En aquel momento, Mancera no se atrevió a dar el golpe final; con el argumento de privilegiar los equilibrios de las fuerzas partidistas en la capital, el jefe de gobierno ordenó dar incluso más espacios de los que correspondían a Bejarano. Temían, en parte, que el profesor intentara una respuesta que metiera en una crisis al partido y a la ciudad. Habían heredado ese temor de los tiempos de Marcelo.

La segunda lectura es que a raíz de esa derrota, el poder de Héctor Serrano en el partido del sol azteca creció casi en la misma proporción en que se fueron dando las defecciones en el entorno de Bejarano. No se puede entender lo segundo sin lo primero. Y tal empoderamiento ya se ha echado a andar. Basta leer el comunicado emitido el domingo por el PRD capitalino para constatar que los incondicionales de hace tres años son hoy los artífices de la caída del profesor, quien desde el fin de semana culpó a Mancera, y al secretario de gobierno Serrano, de su derrota. Así reporta el boletín las posturas de los expupilos:

“Alejandro Fernández (exjefe delegacional en Cuauhtémoc gracias a IDN) en su oportunidad hizo un llamado a Bejarano a serenarse, a que tenga responsabilidad sobre sus declaraciones y medite lo que significa el PRD para todos los mexicanos y mexicanas, pero dijo que si sigue amagando con apoyar en las próximas elecciones a Morena, lo mejor es que renuncie al partido.

“En su turno, Leticia Quezada (exjefa en Magdalena Contreras y exIDN) pidió al jefe de IDN reflexionar sobre las declaraciones hechas en contra de Mancera, las cuales lastiman la unidad de los perredistas. Dijo que las decisiones de IDN en el DF no han sido las correctas, lo que se ha visto reflejado en su contra en las urnas internas (…) agregó que si René Bejarano y la IDN deciden renunciar al partido, que lo hagan pero que dejen de lastimar las siglas perredistas que le han costado mucho trabajo construir a miles de ciudadanos y ciudadanas”.

Una tercera lectura es que el tiempo de Bejarano ha pasado.
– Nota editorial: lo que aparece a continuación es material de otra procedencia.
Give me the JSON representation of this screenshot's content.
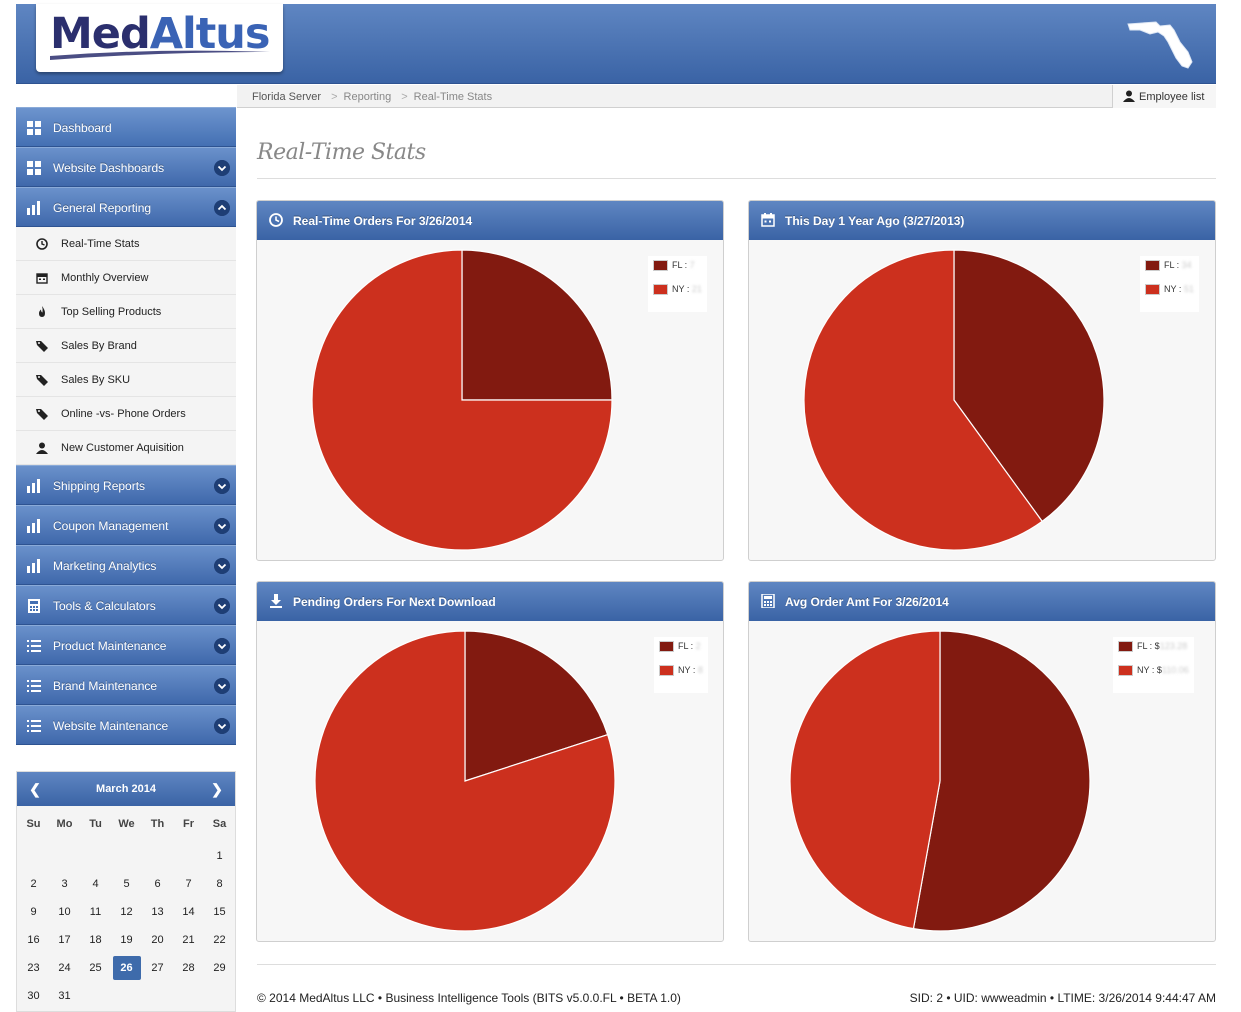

Raúl Flores ayer mismo declaró eso. Él no sería el único liderazgo perredista que estaría en esa condición, Marcelo Ebrard también le acompañaría en similar circunstancia.

La cuestión es quién está emergiendo y qué se puede esperar de esa nueva, por novedosa pero no necesariamente por joven, camada.

Si Mancera y Serrano se han apoderado del aparato clientelar que antes dominaba el profesor. Si Mancera y Serrano son los sucesores, al menos formalmente, de la operación política ejercida en su tiempo por Camacho Solís y Ebrard. Si Muñoz Soria es mejor que María Rojo. Si esta izquierda tiene su presente depositado en Víctor Hugo Lobo, en Víctor Romo, en Mauricio Toledo, en los clanes familiares que se intercambian delegaciones… Si así será el futuro del PRD en su principal bastión, en una de esas los capitalinos terminarán echando de menos, más pronto que tarde, al profesor Bejarano.